Cuba was hard travel. That’s what I tell people when they ask if I’ve traveled there. The airport was modern and efficient. The taxi services and food establishments were abundant. The opportunities for entertainment and learning were nearly endless and crime was just as nearly non-existent. So why difficult?  In terms of travel and the tourism industry, Cuba is playing catch up. Many of the tech advances that we have become accustomed to globally (e.g. wifi, ATMs, etc.) aren’t available there yet and when you pile on the many restrictions for Americans (e.g. inability to exchange USD or use government-sponsored hotels), you’ll find yourself spending a lot of time sweating the small stuff. Cuba will make you realize how much you rely on your ability to google something you don’t know, or how many times you whip out a debit or credit card and get more cash on the fly. Yet, like many difficult things, a visit is worth the sweat. Further, if the many cranes that now dot the Havana skyline are any indication of how quickly the country is preparing for you, then go quickly – in five years, the country won’t look the same.
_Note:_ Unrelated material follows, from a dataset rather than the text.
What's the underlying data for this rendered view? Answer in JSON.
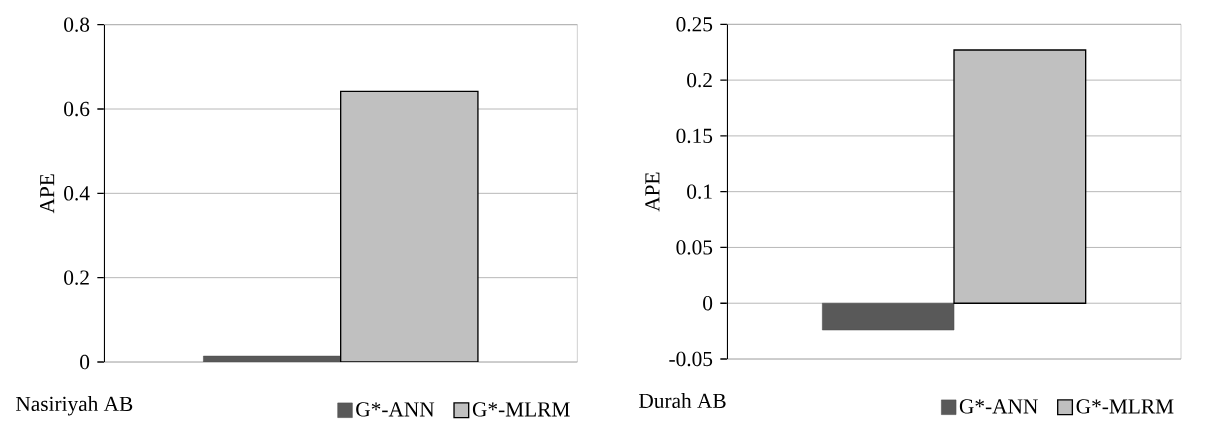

In light of many U.S. visitors who are now hopping on planes legally or boarding cruise ships bound for the island, we wanted our 2nd destination issue of 2018 to explore Cuba. Like a virtual time capsule, we look to preserve the historical and political events of a time long gone by digging into holidays like Revolution Day. The country’s history juxtaposed next to their growing economy and shifting socio-political environment make for a great landscape of creativity. As such, in this issue, you’ll find articles on everything from going to med school in Cuba to a Michelin starred Cuban chef entering the burgeoning app industry.

As usual, we cover a range of subjects that are unique to Cuba and Cuban tourists, but more importantly, we deep dive into matters that are particularly a concern to you – the traveler of color. From the misreported conditions in Puerto Rico and the #MeToo movement and how it’s affecting Latin American countries to Outdoor Afro’s Kilimanjaro Expedition and fixing your credit, we aim to appeal to the entire traveler in you. And believe me…it’s worth the sweat.